- From: Alastair Campbell <acampbell@nomensa.com>
- Date: Thu, 20 Oct 2016 15:23:05 +0000
- To: public-low-vision-a11y-tf <public-low-vision-a11y-tf@w3.org>
Something I tried out recently…
On 15/10/2016, 23:53, "Alastair Campbell" <acampbell@nomensa.com> wrote:
Hi Wayne,
I was going to send you some of the CSS attributes I thought would help with linearisation.
I'll do a little better than that because I couldn't get it to work with CSS, so I made a JavaScript bookmarklet instead.
It is very basic at the moment, but if you create a bookmark (any page), then edit it.
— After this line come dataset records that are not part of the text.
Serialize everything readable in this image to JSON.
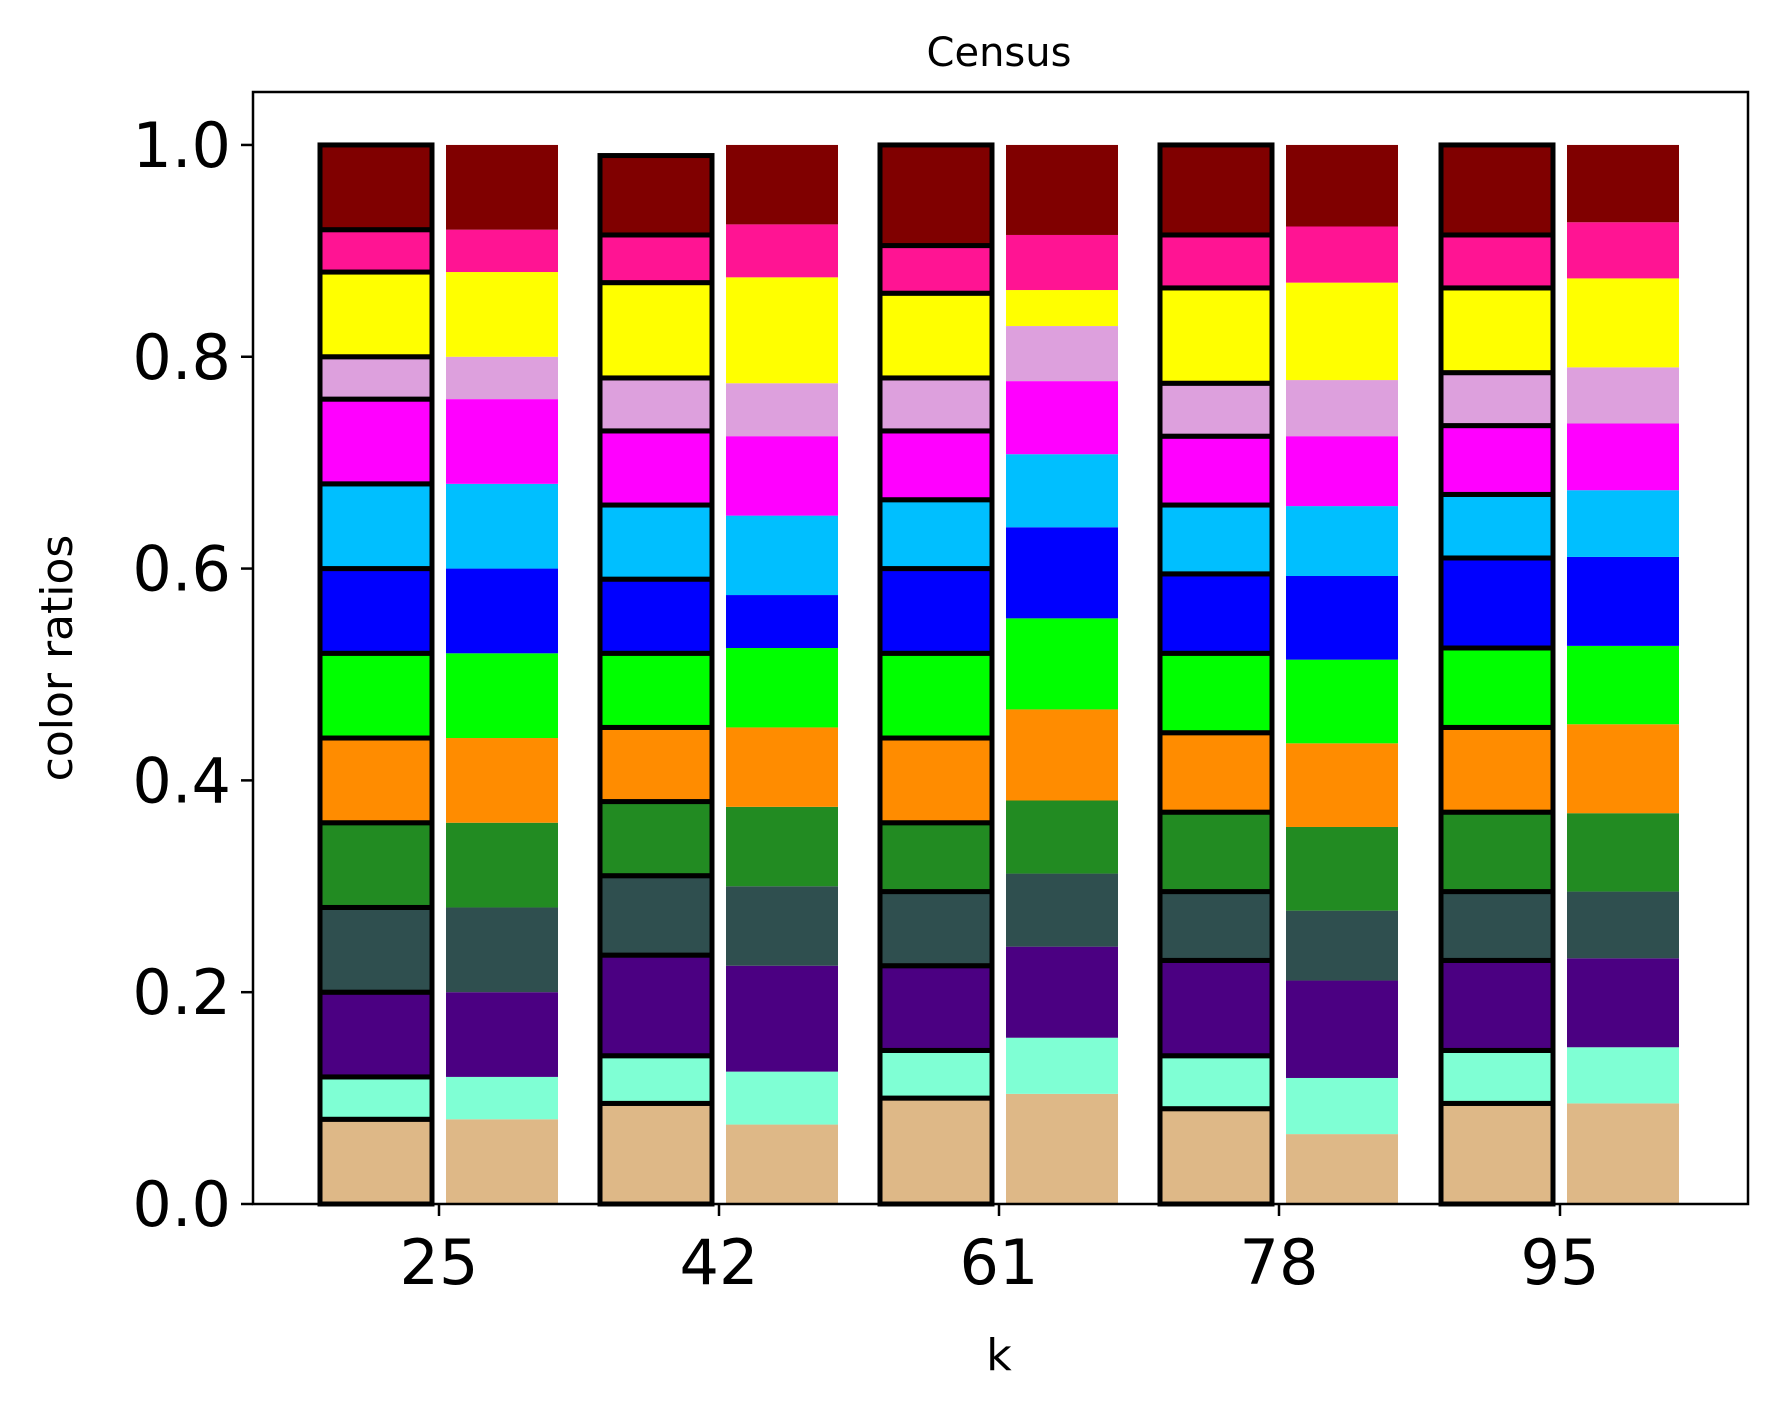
{
  "chart_data": {
    "type": "bar",
    "stacked": true,
    "title": "Census",
    "xlabel": "k",
    "ylabel": "color ratios",
    "ylim": [
      0,
      1.05
    ],
    "yticks": [
      "0.0",
      "0.2",
      "0.4",
      "0.6",
      "0.8",
      "1.0"
    ],
    "categories": [
      "25",
      "42",
      "61",
      "78",
      "95"
    ],
    "pair_note_outlined_bar_first": true,
    "segment_colors": [
      "#deb887",
      "#7fffd4",
      "#4b0082",
      "#2f4f4f",
      "#228b22",
      "#ff8c00",
      "#00ff00",
      "#0000ff",
      "#00bfff",
      "#ff00ff",
      "#dda0dd",
      "#ffff00",
      "#ff1493",
      "#800000"
    ],
    "groups": [
      {
        "k": "25",
        "outlined": [
          0.08,
          0.04,
          0.08,
          0.08,
          0.08,
          0.08,
          0.08,
          0.08,
          0.08,
          0.08,
          0.04,
          0.08,
          0.04,
          0.08
        ],
        "plain": [
          0.08,
          0.04,
          0.08,
          0.08,
          0.08,
          0.08,
          0.08,
          0.08,
          0.08,
          0.08,
          0.04,
          0.08,
          0.04,
          0.08
        ]
      },
      {
        "k": "42",
        "outlined": [
          0.095,
          0.045,
          0.095,
          0.075,
          0.07,
          0.07,
          0.07,
          0.07,
          0.07,
          0.07,
          0.05,
          0.09,
          0.045,
          0.075
        ],
        "plain": [
          0.075,
          0.05,
          0.1,
          0.075,
          0.075,
          0.075,
          0.075,
          0.05,
          0.075,
          0.075,
          0.05,
          0.1,
          0.05,
          0.075
        ]
      },
      {
        "k": "61",
        "outlined": [
          0.1,
          0.045,
          0.08,
          0.07,
          0.065,
          0.08,
          0.08,
          0.08,
          0.065,
          0.065,
          0.05,
          0.08,
          0.045,
          0.095
        ],
        "plain": [
          0.104,
          0.053,
          0.086,
          0.069,
          0.069,
          0.086,
          0.086,
          0.086,
          0.069,
          0.069,
          0.052,
          0.034,
          0.052,
          0.085
        ]
      },
      {
        "k": "78",
        "outlined": [
          0.09,
          0.05,
          0.09,
          0.065,
          0.075,
          0.075,
          0.075,
          0.075,
          0.065,
          0.065,
          0.05,
          0.09,
          0.05,
          0.085
        ],
        "plain": [
          0.066,
          0.053,
          0.092,
          0.066,
          0.079,
          0.079,
          0.079,
          0.079,
          0.066,
          0.066,
          0.053,
          0.092,
          0.053,
          0.077
        ]
      },
      {
        "k": "95",
        "outlined": [
          0.095,
          0.05,
          0.085,
          0.065,
          0.075,
          0.08,
          0.075,
          0.085,
          0.06,
          0.065,
          0.05,
          0.08,
          0.05,
          0.085
        ],
        "plain": [
          0.095,
          0.053,
          0.084,
          0.063,
          0.074,
          0.084,
          0.074,
          0.084,
          0.063,
          0.063,
          0.053,
          0.084,
          0.053,
          0.073
        ]
      }
    ]
  }
}
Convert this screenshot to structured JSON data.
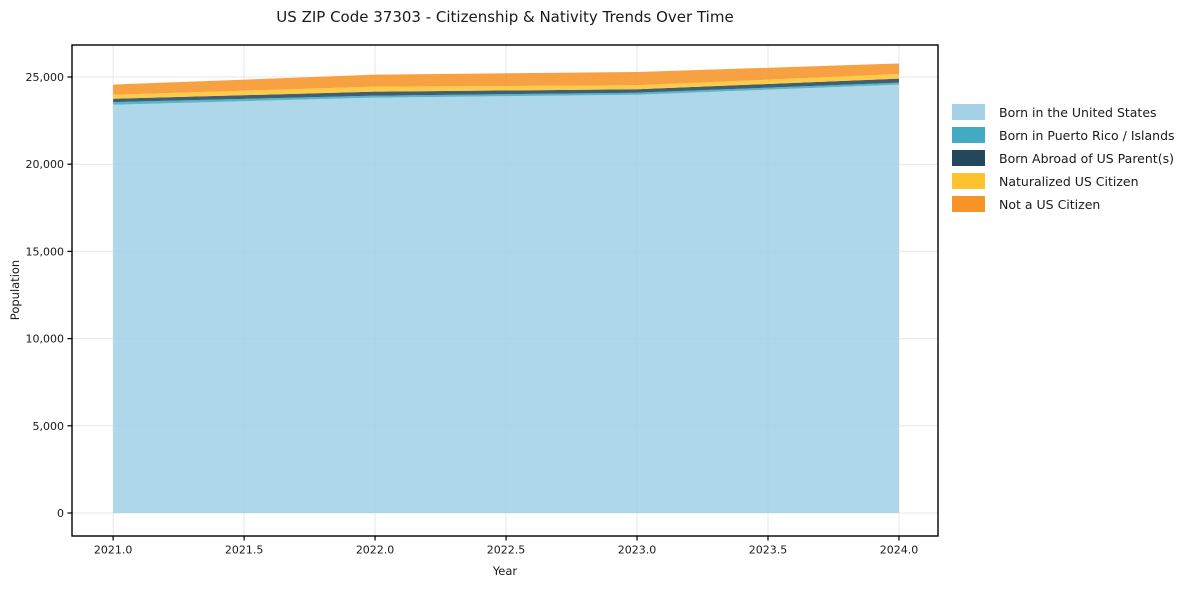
{
  "title": "US ZIP Code 37303 - Citizenship & Nativity Trends Over Time",
  "chart_data": {
    "type": "area",
    "stacked": true,
    "title": "US ZIP Code 37303 - Citizenship & Nativity Trends Over Time",
    "xlabel": "Year",
    "ylabel": "Population",
    "x": [
      2021,
      2022,
      2023,
      2024
    ],
    "series": [
      {
        "name": "Born in the United States",
        "color": "#a3d1e6",
        "values": [
          23410,
          23815,
          23985,
          24560
        ]
      },
      {
        "name": "Born in Puerto Rico / Islands",
        "color": "#41abc4",
        "values": [
          150,
          115,
          115,
          115
        ]
      },
      {
        "name": "Born Abroad of US Parent(s)",
        "color": "#25495c",
        "values": [
          190,
          230,
          195,
          230
        ]
      },
      {
        "name": "Naturalized US Citizen",
        "color": "#fdc42f",
        "values": [
          230,
          285,
          230,
          270
        ]
      },
      {
        "name": "Not a US Citizen",
        "color": "#f79428",
        "values": [
          585,
          690,
          760,
          600
        ]
      }
    ],
    "x_tick_values": [
      2021.0,
      2021.5,
      2022.0,
      2022.5,
      2023.0,
      2023.5,
      2024.0
    ],
    "x_tick_labels": [
      "2021.0",
      "2021.5",
      "2022.0",
      "2022.5",
      "2023.0",
      "2023.5",
      "2024.0"
    ],
    "y_tick_values": [
      0,
      5000,
      10000,
      15000,
      20000,
      25000
    ],
    "y_tick_labels": [
      "0",
      "5,000",
      "10,000",
      "15,000",
      "20,000",
      "25,000"
    ],
    "xlim": [
      2020.843,
      2024.149
    ],
    "ylim": [
      -1319,
      26834
    ],
    "grid": true,
    "legend_position": "right",
    "colors": {
      "grid": "#e7e7e7",
      "spine": "#000000",
      "background": "#ffffff",
      "area_opacity": 0.88
    }
  }
}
Make the title "linearise" (or whatever you want) and paste this into the URL field:
javascript:(function(){document.body.appendChild(document.createElement('script')).src='https://alastairc.ac/tests/layouts/linearise.js';})();
That adds jQuery and this script:
https://alastairc.ac/tests/layouts/linearise.js
The key bit of that is:
var layoutElements = $('a:visible, article:visible, aside:visible, div:visible, footer:visible, header:visible, main, nav:visible, p:visible, section:visible, ul:visible, ol:visible, li:visible');
$(layoutElements).css('display', 'block');
$(layoutElements).css('position', 'static');
$(layoutElements).css('float', 'none');
$(layoutElements).css('flex', 'none');
$(layoutElements).css('width', 'auto');
The :visible aspect targets elements which are currently visible, which you can't do in CSS alone.
There is lots more to do, neatralise backgrounds etc, but I was focusing on layout to start with.
I assume the project you are working on will do much more, but that's how far I got in a spare hour!